Others put it more bluntly. “They’ve begun an aggressive campaign to say they saved China and are saving the world,” said Bill Bishop, publisher of a daily newsletter on the country. Certainly Beijing’s message is clear: their system of government under the wise leadership of the Communist Party displaying its iron grip has defeated the virus.
Bob Seely, Tory MP for Isle of Wight and member of the foreign affairs select committee, said he questioned the judgment of anyone praising their response. “You wonder how many lives might have been saved if the Chinese authorities insisted on better hygiene standards in its markets and then listened to doctors in the initial outbreak and not tried to suppress them when they spoke out. Instead, there’s a fake news campaign to deny responsibility.”
Chinese officials also seem to have adopted a strategy from Vladimir Putin’s playbook by sowing confusion, inflaming a conspiracy theory that has started cropping up in their media. “It might be US army who brought the epidemic to Wuhan,” tweeted Zhao Lijian, a foreign ministry spokesman. He has also retweeted a post from a woman in Arkansas wondering if flu patients last year really had Covid-19.
Zhao, whose colleagues have accused the US of being “immoral and irresponsible” by shifting blame to China, has contrasted his nation’s approach with Trump’s dire response. “US should try to find a way to curb the outbreak! China has implemented measures for 2 months, allowing time & offering experience for US to learn from it, but US has hardly done anything.”
Analysts suggest China will exploit economic paralysis elsewhere to boost its firms as they recover from the crisis. There are also fears Beijing will ramp up its sinister surveillance of citizens using technology developed to track the disease. “China had already transformed itself into a surveillance state under Xi Jinping,” said one Western academic based in the country. “For instance, at one of the malls in my town, there is a big screen and they would shame you if you jaywalked. What we are seeing is a more blunt use of this surveillance.

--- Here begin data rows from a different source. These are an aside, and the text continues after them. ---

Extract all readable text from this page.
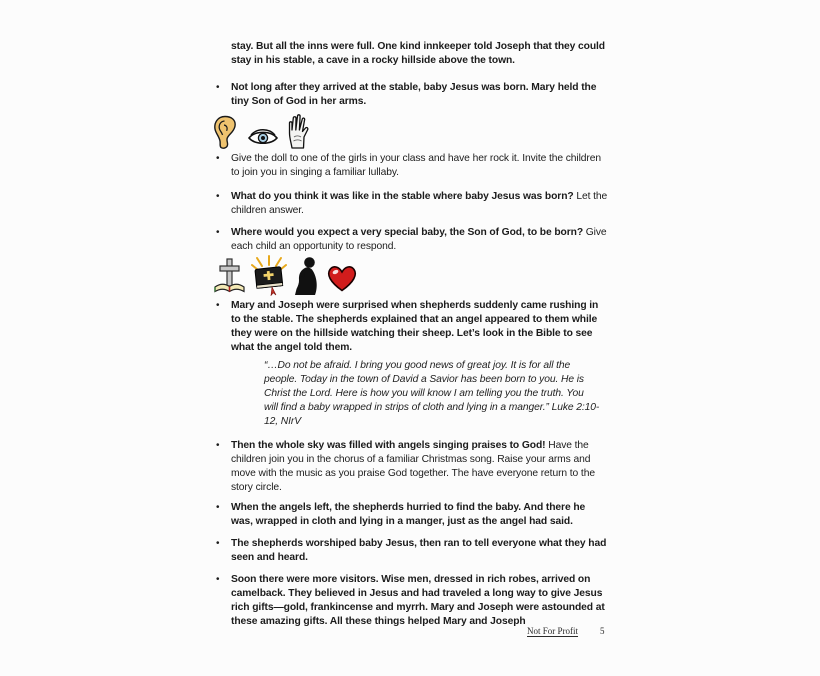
stay. But all the inns were full. One kind innkeeper told Joseph that they could stay in his stable, a cave in a rocky hillside above the town.

•	Not long after they arrived at the stable, baby Jesus was born. Mary held the tiny Son of God in her arms.
•	Give the doll to one of the girls in your class and have her rock it. Invite the children to join you in singing a familiar lullaby.
•	What do you think it was like in the stable where baby Jesus was born? Let the children answer.
•	Where would you expect a very special baby, the Son of God, to be born? Give each child an opportunity to respond.
•	Mary and Joseph were surprised when shepherds suddenly came rushing in to the stable. The shepherds explained that an angel appeared to them while they were on the hillside watching their sheep. Let’s look in the Bible to see what the angel told them.

“…Do not be afraid. I bring you good news of great joy. It is for all the people. Today in the town of David a Savior has been born to you. He is Christ the Lord. Here is how you will know I am telling you the truth. You will find a baby wrapped in strips of cloth and lying in a manger.” Luke 2:10-12, NIrV

•	Then the whole sky was filled with angels singing praises to God! Have the children join you in the chorus of a familiar Christmas song. Raise your arms and move with the music as you praise God together. The have everyone return to the story circle.
•	When the angels left, the shepherds hurried to find the baby. And there he was, wrapped in cloth and lying in a manger, just as the angel had said.
•	The shepherds worshiped baby Jesus, then ran to tell everyone what they had seen and heard.
•	Soon there were more visitors. Wise men, dressed in rich robes, arrived on camelback. They believed in Jesus and had traveled a long way to give Jesus rich gifts—gold, frankincense and myrrh. Mary and Joseph were astounded at these amazing gifts. All these things helped Mary and Joseph
Not For Profit 5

“The data they are collecting is driving a lot of their response. For instance, every one is required to sign up to a health app. This gives you a colour code and based on what colour you have, determines if you are allowed out in public or if you have to quarantine. This is fluid, the code is live and changes as new information flows. My fear is things like this that are justified on grounds of combatting an emergency might become the new normal.”
One thing is clear: this pandemic, which burst out amid a trade war between China and the US, is driving a fresh wedge between the world’s two economic giants as leaders in both countries attempt to fend off fierce internal criticism. China has even expelled reporters from the three leading US newspapers, ramping up the tension while silencing a source that has consistently challenged the state narratives.

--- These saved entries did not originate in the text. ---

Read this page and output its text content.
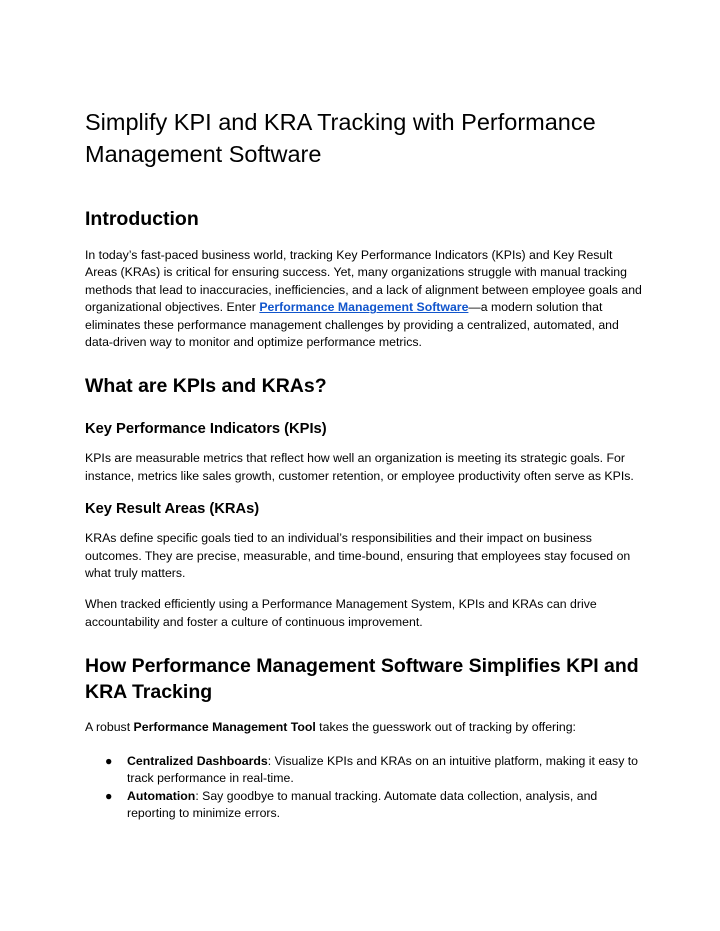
Simplify KPI and KRA Tracking with Performance Management Software
Introduction

In today’s fast-paced business world, tracking Key Performance Indicators (KPIs) and Key Result Areas (KRAs) is critical for ensuring success. Yet, many organizations struggle with manual tracking methods that lead to inaccuracies, inefficiencies, and a lack of alignment between employee goals and organizational objectives. Enter Performance Management Software—a modern solution that eliminates these performance management challenges by providing a centralized, automated, and data-driven way to monitor and optimize performance metrics.

What are KPIs and KRAs?
Key Performance Indicators (KPIs)

KPIs are measurable metrics that reflect how well an organization is meeting its strategic goals. For instance, metrics like sales growth, customer retention, or employee productivity often serve as KPIs.

Key Result Areas (KRAs)

KRAs define specific goals tied to an individual’s responsibilities and their impact on business outcomes. They are precise, measurable, and time-bound, ensuring that employees stay focused on what truly matters.

When tracked efficiently using a Performance Management System, KPIs and KRAs can drive accountability and foster a culture of continuous improvement.

How Performance Management Software Simplifies KPI and KRA Tracking

A robust Performance Management Tool takes the guesswork out of tracking by offering:

● Centralized Dashboards: Visualize KPIs and KRAs on an intuitive platform, making it easy to track performance in real-time.
● Automation: Say goodbye to manual tracking. Automate data collection, analysis, and reporting to minimize errors.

Trump has started calling it “Chinese virus” to the fury of Beijing, arguing this was in response to the false claims it was started by the US military, while some allies are calling for compensation to be paid for the impact of this virus. “China should pay reparations to the US because of their negligence that led to this crisis,” said Jim Banks, a Republican congressman. One poll found this idea was backed by more than four in ten Americans. The hardline former national security adviser John Bolton has also said China was responsible for this crisis and should be held responsible.
These are scary times as this pandemic carves a cruel path around the planet. It will alter old certainties and change our world in unpredictable ways. Forget the propaganda, however — China’s despotic regime may have been stung into tough action but it should most definitely not be hailed as the hero in this darkest of hours.